Todo ello, después de que Global Sumud Flotilla (GSF) denunciase este miércoles una «operación intimidatoria» por parte de Israel en aguas internacionales cuando un buque de guerra israelí rodeó «de forma agresiva» esta madrugada una de sus principales embarcaciones mientras continúa su acercamiento a la Franja de Gaza tras haber entrado en la «zona de riesgo» donde las anteriores misiones fueron interceptadas. Tras ello, Moncloa avanzó que su buque no entraría en la zona de exclusión establecida por Israel porque esto podría poner en riesgo tanto a su tripulación como a la flotilla, y les recomendó «encarecidamente» que no se adentrasen en esa zona. 

Lo reiteró el ministro de Transformación Digital y Función Pública esta mañana en una entrevista en TVE, en la que aseguró que «hay alguna medida que se tiene que tomar» con Israel a nivel europeo, como se hizo con Rusia, aunque insistió en que el buque de guerra español no cruzaría la zona de exclusión. Aunque se mostró a favor de tomar «todas las medidas» para presionar a Netanyahu con el objetivo de parar el genocidio, consideró que, en el caso de la flotilla, «la seguridad es la prioridad». 

López rechazó hablar de cualquier escenario a futuro, como de la actuación del Gobierno en el que caso de que Israel ataque a la flotilla y a sus tripulantes, que ya se han adentrado en aguas que tras su reconocimiento como Estado, se consideran aguas palestinas ocupadas, aunque Israel advierte de que es zona de exclusión.

Se limitó a decir que Netanyahu está yendo «contra el derecho internacional, contra el derecho del mar y también contra el derecho internacional humanitario». «A partir de ahí, un Gobierno tiene que tomar sus decisiones y este Gobierno no va a meter al barco español en esas aguas. Insisto, toda la empatía por una causa que no puede ser más justa», espetó. 

«Hemos llegado hasta donde hemos llegado. Hemos mandado el barco hasta ese límite y estará allí para darles asistencia. Pero en este momento, la prioridad absoluta y máxima es la seguridad de esas personas que están en la Flotilla.

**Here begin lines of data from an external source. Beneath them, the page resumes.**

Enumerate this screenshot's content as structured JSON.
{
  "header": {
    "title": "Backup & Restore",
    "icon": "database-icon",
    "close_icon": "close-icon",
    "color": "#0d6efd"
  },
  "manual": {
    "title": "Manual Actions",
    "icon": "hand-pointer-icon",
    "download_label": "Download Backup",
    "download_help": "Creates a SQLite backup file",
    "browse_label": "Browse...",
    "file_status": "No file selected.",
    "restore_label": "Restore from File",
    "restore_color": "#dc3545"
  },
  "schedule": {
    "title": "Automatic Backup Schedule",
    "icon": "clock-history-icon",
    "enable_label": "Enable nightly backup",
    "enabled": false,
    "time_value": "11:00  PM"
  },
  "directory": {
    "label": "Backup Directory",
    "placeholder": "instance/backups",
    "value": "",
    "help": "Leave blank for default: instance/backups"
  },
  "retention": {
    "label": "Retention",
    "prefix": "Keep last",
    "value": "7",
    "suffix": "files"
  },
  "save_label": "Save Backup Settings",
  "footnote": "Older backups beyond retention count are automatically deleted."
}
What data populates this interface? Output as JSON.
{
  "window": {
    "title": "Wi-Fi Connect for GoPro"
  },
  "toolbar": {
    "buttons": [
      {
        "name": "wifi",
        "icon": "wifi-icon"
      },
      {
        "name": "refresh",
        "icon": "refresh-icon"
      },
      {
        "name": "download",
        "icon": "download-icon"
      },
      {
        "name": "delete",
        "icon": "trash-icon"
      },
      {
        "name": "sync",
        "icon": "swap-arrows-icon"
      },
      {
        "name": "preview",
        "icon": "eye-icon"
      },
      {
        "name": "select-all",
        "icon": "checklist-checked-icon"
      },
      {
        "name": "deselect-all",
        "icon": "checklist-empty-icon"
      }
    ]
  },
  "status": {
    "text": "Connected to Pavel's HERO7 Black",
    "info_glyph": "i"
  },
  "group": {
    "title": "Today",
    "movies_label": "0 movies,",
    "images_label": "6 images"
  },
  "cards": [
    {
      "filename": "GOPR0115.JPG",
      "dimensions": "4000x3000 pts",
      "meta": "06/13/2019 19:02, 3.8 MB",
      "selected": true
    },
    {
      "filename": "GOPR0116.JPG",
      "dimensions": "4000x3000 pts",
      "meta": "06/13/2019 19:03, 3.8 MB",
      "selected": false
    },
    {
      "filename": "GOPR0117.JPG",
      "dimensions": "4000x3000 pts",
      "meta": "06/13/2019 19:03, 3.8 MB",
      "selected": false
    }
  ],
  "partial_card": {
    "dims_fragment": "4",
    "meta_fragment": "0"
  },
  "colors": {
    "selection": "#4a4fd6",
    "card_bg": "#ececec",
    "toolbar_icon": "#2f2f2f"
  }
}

Por eso, ayer les recomendamos que no cruzaran ese ese límite», reiteró.

Nuevo encontronazo con Sumar

La posición adoptada por el ala socialista del Gobierno ha provocado un nuevo choque con el socio minoritario, Sumar, después de la brecha que causó entre ambas formaciones el apoyo del presidente Pedro Sánchez al plan pactado por EEUU e Israel para Gaza. A través de un comunicado, la alianza que lidera la vicepresidenta Yolanda Díaz señaló que «cualquier intento de evitar que la flotilla desarrolle su labor humanitaria es cometer una grave ilegalidad contraria al derecho internacional», e insistió en que «la responsabilidad del Gobierno de España no es pedirles que se retiren, es protegerles si deciden seguir». 

«El Gobierno tiene la obligación de defender la legalidad internacional y de proteger y dar cobertura a la flotilla», dado que «se encuentra en aguas internacionales» y, «de acuerdo con el derecho internacional, tiene derecho libre navegación y su carga y objetivos son completamente legales», defiende Sumar. Es más: las metas de los activistas, asegura la formación, «se inscriben en el marco de las resoluciones de Naciones Unidas, que han llamado repetidamente al fin del genocidio y la entrada de ayuda humanitaria en Gaza».

En la misma línea, en un mensaje en su cuenta de Bluesky, la propia Díaz aseveró que la misión humanitaria de la flotilla es «legítima y necesaria» mientras que el primer ministro de Israel, Benjamin Netanyahu, es un «criminal de guerra responsable del genocidio» y el único fuera de la legalidad. «España y la UE deben proteger a la Flotilla», zanjó.